Spiderweb by the author of Psycho Robert Bloch might have been originally published in the mid-fifties but the premise of this mystery novel of sorts is still relevant: a self-help guru in whom people place their confidence is really a confidence man.
Just when Eddie Haines is ready to pack in his Hollywood dreams and go back home to Iowa he receives a job offer from Professor Hermann. The Professor's plan is to corner the market by creating and controlling the perfect guru. With training, Haines becomes Judson Roberts, self-help expert.
Bloch is excellent at explaining the scheme and Haines' problems with his doppelganger Judson Roberts, making it clear that Bloch himself was not enamored with tricksters of that ilk
There is a minor glance at Hollywood society here through a couple of secondary character actors who slip in and out of the story.

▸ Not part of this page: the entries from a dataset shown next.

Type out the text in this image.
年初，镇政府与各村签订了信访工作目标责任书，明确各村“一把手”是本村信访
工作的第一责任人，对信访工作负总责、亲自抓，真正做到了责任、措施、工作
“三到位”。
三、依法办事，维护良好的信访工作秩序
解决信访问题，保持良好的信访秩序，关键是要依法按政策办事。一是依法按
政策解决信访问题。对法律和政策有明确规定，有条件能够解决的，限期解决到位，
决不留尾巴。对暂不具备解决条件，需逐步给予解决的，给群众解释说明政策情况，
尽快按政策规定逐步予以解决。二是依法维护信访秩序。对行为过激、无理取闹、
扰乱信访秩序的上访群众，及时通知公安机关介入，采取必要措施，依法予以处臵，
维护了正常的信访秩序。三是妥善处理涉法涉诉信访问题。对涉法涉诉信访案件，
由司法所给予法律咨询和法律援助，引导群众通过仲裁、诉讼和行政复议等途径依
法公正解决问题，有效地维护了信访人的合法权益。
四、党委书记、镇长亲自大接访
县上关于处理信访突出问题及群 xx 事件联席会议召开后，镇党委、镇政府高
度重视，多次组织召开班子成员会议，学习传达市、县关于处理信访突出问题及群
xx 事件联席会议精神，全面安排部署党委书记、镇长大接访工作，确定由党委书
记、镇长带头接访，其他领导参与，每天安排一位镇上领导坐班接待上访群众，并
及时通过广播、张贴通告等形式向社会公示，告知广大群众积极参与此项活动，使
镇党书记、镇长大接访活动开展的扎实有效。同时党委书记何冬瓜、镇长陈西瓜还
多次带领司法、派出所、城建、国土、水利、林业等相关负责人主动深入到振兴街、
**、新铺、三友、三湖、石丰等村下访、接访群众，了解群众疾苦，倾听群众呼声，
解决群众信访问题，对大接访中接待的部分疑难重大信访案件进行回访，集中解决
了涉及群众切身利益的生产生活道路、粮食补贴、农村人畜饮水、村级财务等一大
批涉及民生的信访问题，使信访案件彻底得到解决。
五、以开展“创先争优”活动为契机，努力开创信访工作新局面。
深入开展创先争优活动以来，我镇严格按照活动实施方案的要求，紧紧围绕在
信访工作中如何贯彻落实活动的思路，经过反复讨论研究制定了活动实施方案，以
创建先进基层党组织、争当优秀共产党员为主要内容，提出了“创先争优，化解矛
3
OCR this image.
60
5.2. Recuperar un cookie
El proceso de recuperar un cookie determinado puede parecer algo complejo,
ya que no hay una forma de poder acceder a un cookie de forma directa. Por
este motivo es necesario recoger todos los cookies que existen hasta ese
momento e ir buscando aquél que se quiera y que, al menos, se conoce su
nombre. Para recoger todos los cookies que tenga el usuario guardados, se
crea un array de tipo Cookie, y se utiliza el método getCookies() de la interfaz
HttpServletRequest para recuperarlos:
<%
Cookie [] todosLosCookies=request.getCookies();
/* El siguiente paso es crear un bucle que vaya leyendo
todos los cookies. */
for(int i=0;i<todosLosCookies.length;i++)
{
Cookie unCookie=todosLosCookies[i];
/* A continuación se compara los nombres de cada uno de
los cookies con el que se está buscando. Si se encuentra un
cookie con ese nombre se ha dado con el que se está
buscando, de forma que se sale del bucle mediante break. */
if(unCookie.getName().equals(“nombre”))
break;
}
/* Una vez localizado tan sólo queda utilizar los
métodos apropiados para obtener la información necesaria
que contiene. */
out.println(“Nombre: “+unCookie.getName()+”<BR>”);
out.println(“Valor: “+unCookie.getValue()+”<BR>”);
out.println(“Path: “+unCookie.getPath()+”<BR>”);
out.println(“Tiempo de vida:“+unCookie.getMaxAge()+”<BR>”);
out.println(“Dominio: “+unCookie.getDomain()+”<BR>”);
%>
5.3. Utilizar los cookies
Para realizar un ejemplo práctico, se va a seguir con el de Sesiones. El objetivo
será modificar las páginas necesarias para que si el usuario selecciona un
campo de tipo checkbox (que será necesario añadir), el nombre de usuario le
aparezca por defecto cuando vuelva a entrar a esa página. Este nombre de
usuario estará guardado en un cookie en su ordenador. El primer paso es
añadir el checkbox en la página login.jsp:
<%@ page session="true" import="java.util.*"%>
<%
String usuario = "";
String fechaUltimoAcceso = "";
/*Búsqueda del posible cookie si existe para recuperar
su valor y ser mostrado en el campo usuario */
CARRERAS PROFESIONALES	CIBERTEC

Spiderweb is a great example of how pulp fiction of the fifties and early sixties had a rhythm all its own. There are, for example, more explanations as to what is going on and the main character is much more introspective yet the suspense and mystery is still there.
Another marked difference between mystery novels of that era and the modern age is the plots were usually more elaborate and, more often than not, the main character was a loner operating in a corrupt world that was darker than it is depicted now; perhaps because black and white were easier to distinguish back then thus the black was blacker.
Spiderweb, published by Hard Case Crime with another Robert Bloch Hollywood based thriller; Shooting Star, is the story of such a loner in a dark world.
This is a fun, well-written, easy read. As the paperback also includes another Bloch mystery, Shooting Star, it is certainly a good bang bang for your buck.